İnebolu’nun sokakları
inanılmaz dar. Tek arabalık. İki araba karşılaşınca biri geri geri gitmek
zorunda kalıyor. Öte yandan günümüzün modern şehirciliğine de taş çıkartacak
kadar düzgün, birbirine dik ve paralel sokaklardan oluşmuş. Ama her yamaç kasabasında
olduğu gibi yukarılara doğru sokaklar kıvrıla kıvrıla çıkmaya başlıyor. Halam
bizi kendi doğduğu eve ve Dedemin (annemin babası) doğduğu eve götürdü.

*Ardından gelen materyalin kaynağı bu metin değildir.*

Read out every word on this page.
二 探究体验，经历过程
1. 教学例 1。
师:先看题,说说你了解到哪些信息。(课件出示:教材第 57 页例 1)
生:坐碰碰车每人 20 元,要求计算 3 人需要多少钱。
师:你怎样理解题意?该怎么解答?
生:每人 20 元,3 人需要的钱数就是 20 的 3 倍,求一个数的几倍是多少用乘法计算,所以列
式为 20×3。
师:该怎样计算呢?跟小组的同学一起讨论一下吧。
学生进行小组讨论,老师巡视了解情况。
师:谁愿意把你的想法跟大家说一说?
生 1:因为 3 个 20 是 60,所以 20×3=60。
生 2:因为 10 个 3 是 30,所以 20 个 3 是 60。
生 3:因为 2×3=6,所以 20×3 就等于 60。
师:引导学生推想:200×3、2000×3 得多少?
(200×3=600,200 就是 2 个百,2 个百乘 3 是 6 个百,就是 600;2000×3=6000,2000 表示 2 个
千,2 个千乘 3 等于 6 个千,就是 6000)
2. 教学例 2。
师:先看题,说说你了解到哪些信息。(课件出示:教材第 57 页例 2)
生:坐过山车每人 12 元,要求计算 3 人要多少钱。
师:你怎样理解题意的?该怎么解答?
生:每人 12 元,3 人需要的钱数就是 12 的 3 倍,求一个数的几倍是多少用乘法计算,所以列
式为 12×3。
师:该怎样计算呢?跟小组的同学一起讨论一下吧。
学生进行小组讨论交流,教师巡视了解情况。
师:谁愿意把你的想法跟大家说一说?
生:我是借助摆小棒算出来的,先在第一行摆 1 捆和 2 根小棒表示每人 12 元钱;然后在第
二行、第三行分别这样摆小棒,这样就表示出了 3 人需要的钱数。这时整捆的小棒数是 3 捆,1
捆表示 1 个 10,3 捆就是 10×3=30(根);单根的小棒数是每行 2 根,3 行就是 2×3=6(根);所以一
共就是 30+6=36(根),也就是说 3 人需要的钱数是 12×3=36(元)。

Halamınkinde hala oturuluyor. Daracık bir sokakta, diğerlerine göre küçük
görünen müstakil bir ev. Halam anneme “Ya Oya biliyor musun, şu evimizin önündeki
yol bize nasıl büyük, geniş bir cadde gibi gelirdi” derken arabayı iki yandan
duvarlara sürtmeden geçirmeye çalışıyordu.
Dedemin evi Tarihi Eser
statüsünde korumaya alınmış. Baktım da, viraneye dönmüş, bir de korunmasa ne
olacaktı acaba? Bayağı büyük, eski bir konak. Ahşap, cumbalı falan, onca
bakımsızlığa rağmen hala öyle güzel ki. Bu evi hayal meyal hatırlıyorum, orada annemin
amcaları oturuyordu galiba. İnebolu’ya geldiğimizde uğrardık. İçini pek
hatırlamıyorum ama tavanların çok yüksek olduğunu ve yürürken her adımda çıkan,
o ahşap evlere özgü gürültüyü çok iyi hatırlıyorum.
Bir kaç ziyaret de
yaptık. Bunlardan biri Halamların eski komşuları “Zehranım Teyze” idi. Hala
aynı evde oturuyorlardı, düşünsenize 45-50 yıl önceki komşunuzu gidip
bulabiliyorsunuz. Küçük yerleri seviyorum.
Zehranım Teyze 90
yaşında falan var herhalde ama kadın cin gibi, eski-yeni her şeyi, herkesi,
isimleriyle falan hatırlıyor. Kendi kendime “bu demans, bunama, alzheimer falan
kent hastalığı herhalde, böyle yerlerde yaşayanlara bir şey olduğu yok” dedim.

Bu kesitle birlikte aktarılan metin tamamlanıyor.